In our genetic makeup is the need to love and the need to be loved. When we aren’t aware of those needs, we make a mess of our relationships by trying to fill those needs with the wrong people. This creates unhealthy attachments as we end up devaluing ourselves by settling for less than we deserve.
The need to love and the need to be loved becomes the driving force which dictates our emotions and the choices we make in relationships.
The word love and the statement I love you is tossed around way too casually. Shortly after meeting someone we’re ready to drop the ‘L’ word, move them into our home, and head to the altar. When emotions are running high, and hormones are out of control, everything is great! A few months later our mind starts to clear and reality sets in.

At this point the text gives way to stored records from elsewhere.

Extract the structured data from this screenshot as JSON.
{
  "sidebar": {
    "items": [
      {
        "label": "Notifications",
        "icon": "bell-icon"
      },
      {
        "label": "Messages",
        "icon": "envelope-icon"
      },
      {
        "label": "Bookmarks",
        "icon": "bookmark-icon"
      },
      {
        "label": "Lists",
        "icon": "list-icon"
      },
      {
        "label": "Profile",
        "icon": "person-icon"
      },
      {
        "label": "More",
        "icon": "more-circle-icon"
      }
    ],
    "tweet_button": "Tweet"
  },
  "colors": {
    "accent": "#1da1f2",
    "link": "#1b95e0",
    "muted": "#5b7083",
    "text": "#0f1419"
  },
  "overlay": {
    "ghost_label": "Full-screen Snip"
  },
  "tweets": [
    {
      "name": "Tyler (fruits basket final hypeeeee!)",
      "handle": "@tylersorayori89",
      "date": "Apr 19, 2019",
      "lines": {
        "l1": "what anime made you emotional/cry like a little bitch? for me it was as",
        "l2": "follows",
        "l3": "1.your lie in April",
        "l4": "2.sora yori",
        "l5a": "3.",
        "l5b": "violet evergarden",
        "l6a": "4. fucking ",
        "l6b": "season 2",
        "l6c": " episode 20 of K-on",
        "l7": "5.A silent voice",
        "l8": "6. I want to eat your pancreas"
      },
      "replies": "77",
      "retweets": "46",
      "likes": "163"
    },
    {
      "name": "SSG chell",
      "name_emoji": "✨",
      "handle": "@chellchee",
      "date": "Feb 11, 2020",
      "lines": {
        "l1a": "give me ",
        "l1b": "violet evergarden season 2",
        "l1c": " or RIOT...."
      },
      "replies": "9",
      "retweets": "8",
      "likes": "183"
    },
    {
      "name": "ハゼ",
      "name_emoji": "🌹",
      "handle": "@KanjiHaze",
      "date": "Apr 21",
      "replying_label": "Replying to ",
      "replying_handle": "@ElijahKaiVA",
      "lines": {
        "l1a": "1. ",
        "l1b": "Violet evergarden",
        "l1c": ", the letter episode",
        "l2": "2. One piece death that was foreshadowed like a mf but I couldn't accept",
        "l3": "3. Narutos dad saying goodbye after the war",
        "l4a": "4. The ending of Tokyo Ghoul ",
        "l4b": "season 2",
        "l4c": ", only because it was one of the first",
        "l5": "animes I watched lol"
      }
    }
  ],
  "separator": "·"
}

He’s not the man you thought he was, or needed him to be. You assigned him a role in your life that he was not equipped to fill. Now you’re left hurt, confused, and broken-hearted, trying to figure out where it all went wrong.

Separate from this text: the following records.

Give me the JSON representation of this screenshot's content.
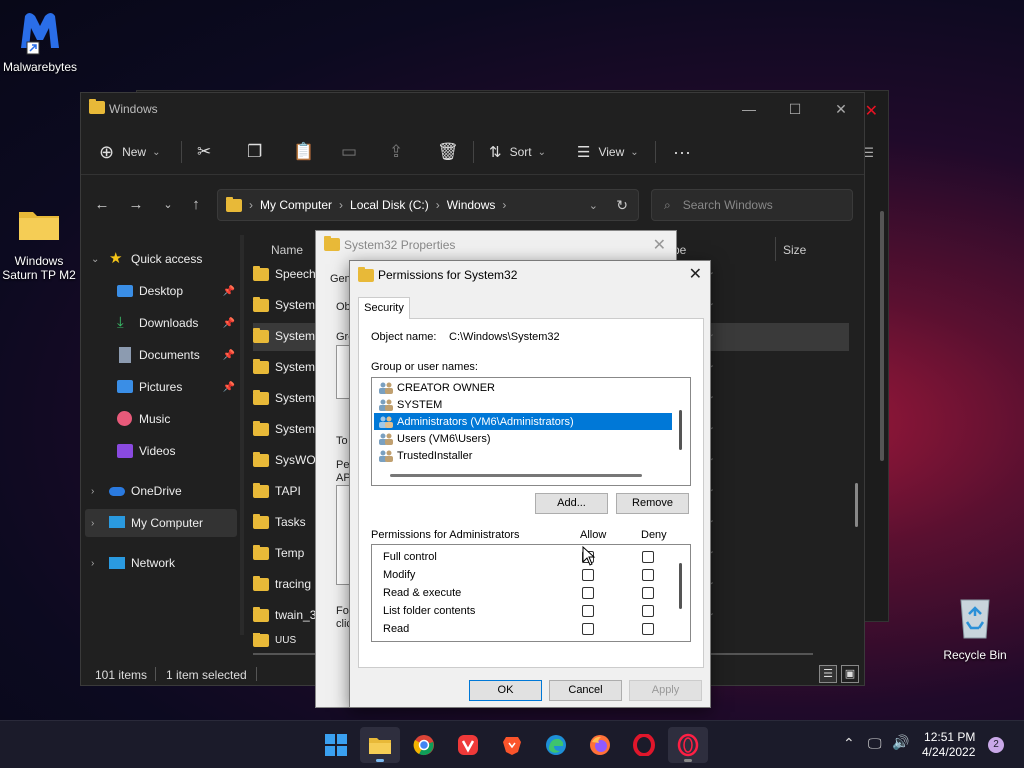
{
  "desktop": {
    "icons": [
      {
        "label": "Malwarebytes"
      },
      {
        "label": "Windows Saturn TP M2"
      },
      {
        "label": "Recycle Bin"
      }
    ]
  },
  "explorer": {
    "title": "Windows",
    "toolbar": {
      "new_label": "New",
      "sort_label": "Sort",
      "view_label": "View"
    },
    "address": {
      "crumbs": [
        "My Computer",
        "Local Disk (C:)",
        "Windows"
      ]
    },
    "search": {
      "placeholder": "Search Windows"
    },
    "nav": {
      "quick_access": "Quick access",
      "items": [
        {
          "label": "Desktop"
        },
        {
          "label": "Downloads"
        },
        {
          "label": "Documents"
        },
        {
          "label": "Pictures"
        },
        {
          "label": "Music"
        },
        {
          "label": "Videos"
        }
      ],
      "onedrive": "OneDrive",
      "my_computer": "My Computer",
      "network": "Network"
    },
    "columns": {
      "name": "Name",
      "type": "pe",
      "size": "Size"
    },
    "files": [
      {
        "name": "Speech"
      },
      {
        "name": "System"
      },
      {
        "name": "System"
      },
      {
        "name": "System"
      },
      {
        "name": "System"
      },
      {
        "name": "System"
      },
      {
        "name": "SysWO"
      },
      {
        "name": "TAPI"
      },
      {
        "name": "Tasks"
      },
      {
        "name": "Temp"
      },
      {
        "name": "tracing"
      },
      {
        "name": "twain_3"
      },
      {
        "name": "UUS"
      }
    ],
    "type_col": "r",
    "status": {
      "items": "101 items",
      "selected": "1 item selected"
    }
  },
  "props_dialog": {
    "title": "System32 Properties",
    "gen": "Gen",
    "obj": "Ob",
    "gro": "Gro",
    "to": "To",
    "pe": "Pe",
    "ap": "AP",
    "for": "For",
    "clic": "clic"
  },
  "perm_dialog": {
    "title": "Permissions for System32",
    "tab": "Security",
    "object_label": "Object name:",
    "object_value": "C:\\Windows\\System32",
    "group_label": "Group or user names:",
    "users": [
      {
        "name": "CREATOR OWNER"
      },
      {
        "name": "SYSTEM"
      },
      {
        "name": "Administrators (VM6\\Administrators)"
      },
      {
        "name": "Users (VM6\\Users)"
      },
      {
        "name": "TrustedInstaller"
      }
    ],
    "add_label": "Add...",
    "remove_label": "Remove",
    "perms_label": "Permissions for Administrators",
    "allow_label": "Allow",
    "deny_label": "Deny",
    "perms": [
      {
        "name": "Full control"
      },
      {
        "name": "Modify"
      },
      {
        "name": "Read & execute"
      },
      {
        "name": "List folder contents"
      },
      {
        "name": "Read"
      }
    ],
    "ok_label": "OK",
    "cancel_label": "Cancel",
    "apply_label": "Apply"
  },
  "taskbar": {
    "time": "12:51 PM",
    "date": "4/24/2022",
    "notifications": "2"
  }
}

If you recognize this pattern in your relationships, somewhere in your belief system is the thought that you are unworthy of love. This false belief most often takes root through the rejection experienced as a child. You learned at an early age that love came with pain, expectations and restrictions. You suppressed an integral part of yourself, by building an emotional wall of protection from those hurts. Fear replaced love, and your view of love became distorted, along with the ability to completely love yourself.

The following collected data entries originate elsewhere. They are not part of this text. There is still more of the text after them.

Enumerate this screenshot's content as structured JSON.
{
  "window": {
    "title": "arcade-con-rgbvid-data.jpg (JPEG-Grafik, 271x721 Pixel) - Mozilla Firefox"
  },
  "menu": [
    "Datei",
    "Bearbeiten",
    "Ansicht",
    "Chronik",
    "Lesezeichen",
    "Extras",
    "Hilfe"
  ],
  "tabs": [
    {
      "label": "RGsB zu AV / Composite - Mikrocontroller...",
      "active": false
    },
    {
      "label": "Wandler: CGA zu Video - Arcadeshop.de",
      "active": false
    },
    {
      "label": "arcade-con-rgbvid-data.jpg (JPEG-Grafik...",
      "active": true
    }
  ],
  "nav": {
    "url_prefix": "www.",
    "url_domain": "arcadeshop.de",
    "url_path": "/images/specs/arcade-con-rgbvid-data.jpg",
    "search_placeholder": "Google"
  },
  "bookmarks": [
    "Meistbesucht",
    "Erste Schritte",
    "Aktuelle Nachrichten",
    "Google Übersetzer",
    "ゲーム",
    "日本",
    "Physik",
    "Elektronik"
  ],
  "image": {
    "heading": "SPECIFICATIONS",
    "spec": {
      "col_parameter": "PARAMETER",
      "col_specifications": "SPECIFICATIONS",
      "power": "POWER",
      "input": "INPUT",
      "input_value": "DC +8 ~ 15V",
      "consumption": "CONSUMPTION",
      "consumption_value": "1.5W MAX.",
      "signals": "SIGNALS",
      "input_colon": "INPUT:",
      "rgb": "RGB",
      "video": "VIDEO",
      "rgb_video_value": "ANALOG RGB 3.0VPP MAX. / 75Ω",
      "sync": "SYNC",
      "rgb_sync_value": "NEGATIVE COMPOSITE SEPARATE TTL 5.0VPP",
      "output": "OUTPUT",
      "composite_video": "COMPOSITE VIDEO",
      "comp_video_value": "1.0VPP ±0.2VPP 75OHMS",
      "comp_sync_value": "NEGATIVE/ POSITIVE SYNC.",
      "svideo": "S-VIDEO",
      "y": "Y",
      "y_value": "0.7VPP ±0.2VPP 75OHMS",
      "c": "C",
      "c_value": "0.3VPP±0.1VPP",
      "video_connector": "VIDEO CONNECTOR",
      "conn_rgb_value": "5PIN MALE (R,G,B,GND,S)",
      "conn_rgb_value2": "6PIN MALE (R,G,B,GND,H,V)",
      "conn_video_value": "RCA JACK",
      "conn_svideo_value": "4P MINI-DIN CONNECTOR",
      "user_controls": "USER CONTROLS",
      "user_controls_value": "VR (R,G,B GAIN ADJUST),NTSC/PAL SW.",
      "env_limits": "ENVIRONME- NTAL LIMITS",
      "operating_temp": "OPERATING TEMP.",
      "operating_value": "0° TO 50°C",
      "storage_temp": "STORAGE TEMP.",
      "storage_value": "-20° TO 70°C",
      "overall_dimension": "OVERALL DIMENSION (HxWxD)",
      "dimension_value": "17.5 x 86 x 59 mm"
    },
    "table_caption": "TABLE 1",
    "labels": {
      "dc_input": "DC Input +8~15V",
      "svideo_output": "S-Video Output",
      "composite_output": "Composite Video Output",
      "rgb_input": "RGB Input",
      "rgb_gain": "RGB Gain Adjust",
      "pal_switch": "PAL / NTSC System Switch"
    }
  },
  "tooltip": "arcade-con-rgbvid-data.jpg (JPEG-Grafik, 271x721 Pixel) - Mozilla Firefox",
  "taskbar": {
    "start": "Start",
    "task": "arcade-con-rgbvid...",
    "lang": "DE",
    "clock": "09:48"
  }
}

What you thought was love was actually an attempt to fill an unmet need. Fulfilling the need to love and the need to be loved cannot be done through someone else. You must first fill that need within yourself.
Loving yourself is the key…
You must begin a healing process; clear away the portrait of fear, doubt, condemnation, self-hate, guilt, shame, and rejection that has previously been painted on the canvas of your soul. The wounds of the soul run deep; left unhealed they become infected and begin to contaminate your entire life. That infection shows up in your interaction and relationships with others. Whether it’s a potential mate, significant other, family or friends we are unable to have truly healthy relationships because of our inability to love.
Become emotionally aware by recognizing the good and the perceived bad things that are a part of you. Your strengths and weaknesses. The mistakes and bad choices. Everything that makes you who you are, whether good or bad must be recognized. Only then can you embrace them and begin to fill the need to love and the need to be loved within you. As those needs are filled, your self-respect grows, and your self-worth increases. When you are able to do this, you can then accept, embrace, and respect someone else in the same way.